Depuis mon faible champ de vision, il m'est tout de même possible de remarquer un fait indiscutable : ma solitude. Le site est vide. Vide de monde, vide bruit. Seules quelques volutes de fumée s'élèvent des nombreux fossés qui hantent la zone, sans doute creusés durant une longue période de sécheresse. A quelques kilomètres, une rangée d'arbres morts délimite la zone, tandis que le reste de mon angle de vue présente une vaste étendue désertique.

Mes membres paraissent bouillis. Écrasés, remixés, recrachés, j'ai la forte impression d'incarner une crêpe parfumée aux Schtroumpfs. Sitôt pensé, je pousse un soupir. Si Amégadon m'avait entendu penser, le dieu aurait incliné la tête, plissé les yeux puis baragouiné « qui que quoi ? », signifiant que mes années de surveillance quasi-constantes auprès des Humains ont déteint sur mon langage. J'ai en effet bien peur d'être devenue incollable sur les expressions et actualités terrestres.

Le temps s'égrène. La fumée chaude qui jaillit des fissures a le loisir d'alimenter la brume opaque qui surplombe le sol, et mon corps de s'habituer à la douleur. Le ciel gris, presque noir, semble annoncer une tempête phénoménale. Mais la subtile odeur d'humidité qui précède habituellement l'orage ne titille pas mon odorat.

Plus de doute : il s'agit de nuages de poussières.

Soudain, un son retentit. Incapable de tourner la tête, et encore moins de me contorsionner, je ne peux me résoudre qu'à rester allongée sur le ventre. En toute honnêteté, j'aurai aimé mettre mon immobilité sans faille sur le compte des séquelles de ma chute, mais il s'avère que la terreur qui paralyse mes membres contribue autant au phénomène. De toute façon, qu'il s'agisse d'un handicap moteur ou d'une peur envahissante, le résultat est le même : me voilà à la merci de n'importe quel Obscur. Cette sombre constatation perturbe une bonne fois pour toutes mon pauvre débit respiratoire.

Après quelques secondes d'intense pétrification, mon ouïe ne capte rien de neuf. Mais peut-être aurait-il fallu que je m'abstienne d'interpréter si vite cette accalmie, car un rire ne se prive pas de l'exploser en un millier d'éclats sonores.

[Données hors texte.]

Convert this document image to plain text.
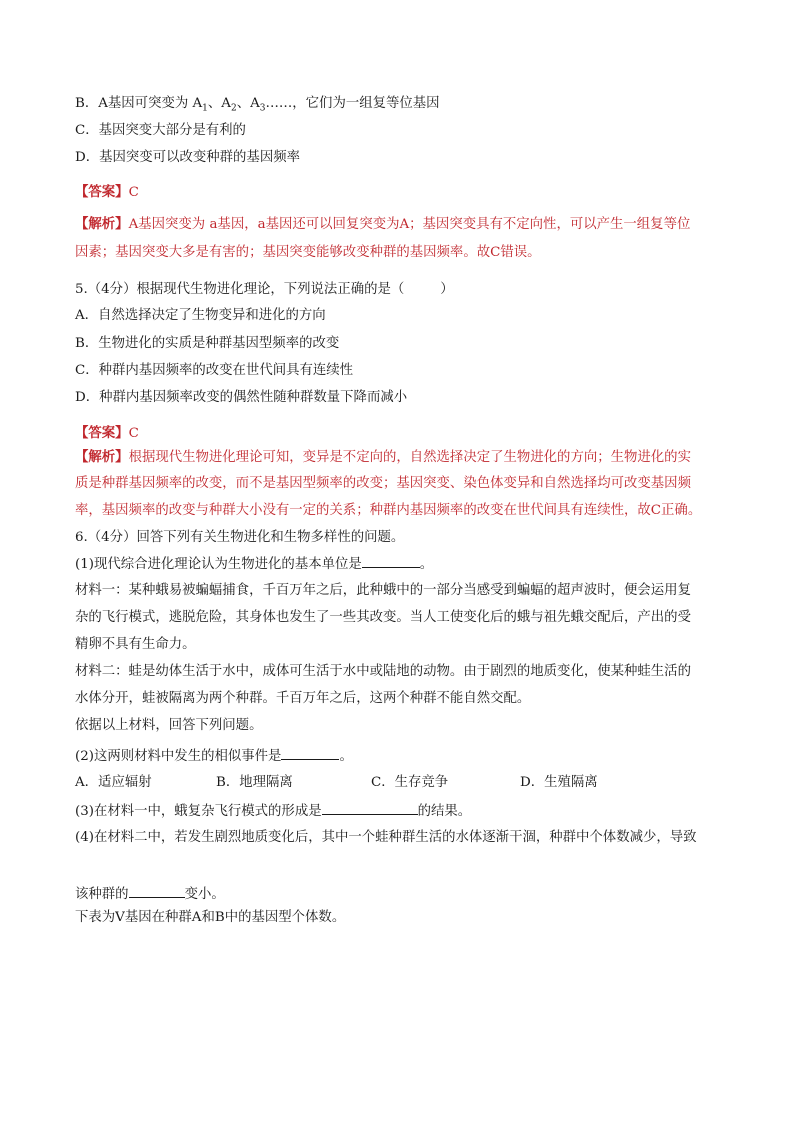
B．A基因可突变为 $A_1$、$A_2$、$A_3\dots\dots$，它们为一组复等位基因
C．基因突变大部分是有利的
D．基因突变可以改变种群的基因频率
【答案】C
【解析】A基因突变为 a基因，a基因还可以回复突变为A；基因突变具有不定向性，可以产生一组复等位
因素；基因突变大多是有害的；基因突变能够改变种群的基因频率。故C错误。
5.（4分）根据现代生物进化理论，下列说法正确的是（	）
A．自然选择决定了生物变异和进化的方向
B．生物进化的实质是种群基因型频率的改变
C．种群内基因频率的改变在世代间具有连续性
D．种群内基因频率改变的偶然性随种群数量下降而减小
【答案】C
【解析】根据现代生物进化理论可知，变异是不定向的，自然选择决定了生物进化的方向；生物进化的实
质是种群基因频率的改变，而不是基因型频率的改变；基因突变、染色体变异和自然选择均可改变基因频
率，基因频率的改变与种群大小没有一定的关系；种群内基因频率的改变在世代间具有连续性，故C正确。
6.（4分）回答下列有关生物进化和生物多样性的问题。
(1)现代综合进化理论认为生物进化的基本单位是	。
材料一：某种蛾易被蝙蝠捕食，千百万年之后，此种蛾中的一部分当感受到蝙蝠的超声波时，便会运用复
杂的飞行模式，逃脱危险，其身体也发生了一些其改变。当人工使变化后的蛾与祖先蛾交配后，产出的受
精卵不具有生命力。
材料二：蛙是幼体生活于水中，成体可生活于水中或陆地的动物。由于剧烈的地质变化，使某种蛙生活的
水体分开，蛙被隔离为两个种群。千百万年之后，这两个种群不能自然交配。
依据以上材料，回答下列问题。
(2)这两则材料中发生的相似事件是	。
A．适应辐射	B．地理隔离	C．生存竞争	D．生殖隔离
(3)在材料一中，蛾复杂飞行模式的形成是	的结果。
(4)在材料二中，若发生剧烈地质变化后，其中一个蛙种群生活的水体逐渐干涸，种群中个体数减少，导致
该种群的	变小。
下表为Ⅴ基因在种群A和B中的基因型个体数。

Son écho frigorifique se réitère à plusieurs reprises, renvoyé ci et là par l'air saturé en particules. Impossible de deviner le sexe du propriétaire. Etant donné que l'Obscurité équipe ses adhérentes d'une voix plus grave que celle d'une Lumineuse, seule une oreille avertie saurait différencier le timbre.

« Je ne suis pas seule », « Je vais mourir », sont les uniques conclusions qu'élabore mon cerveau pessimiste.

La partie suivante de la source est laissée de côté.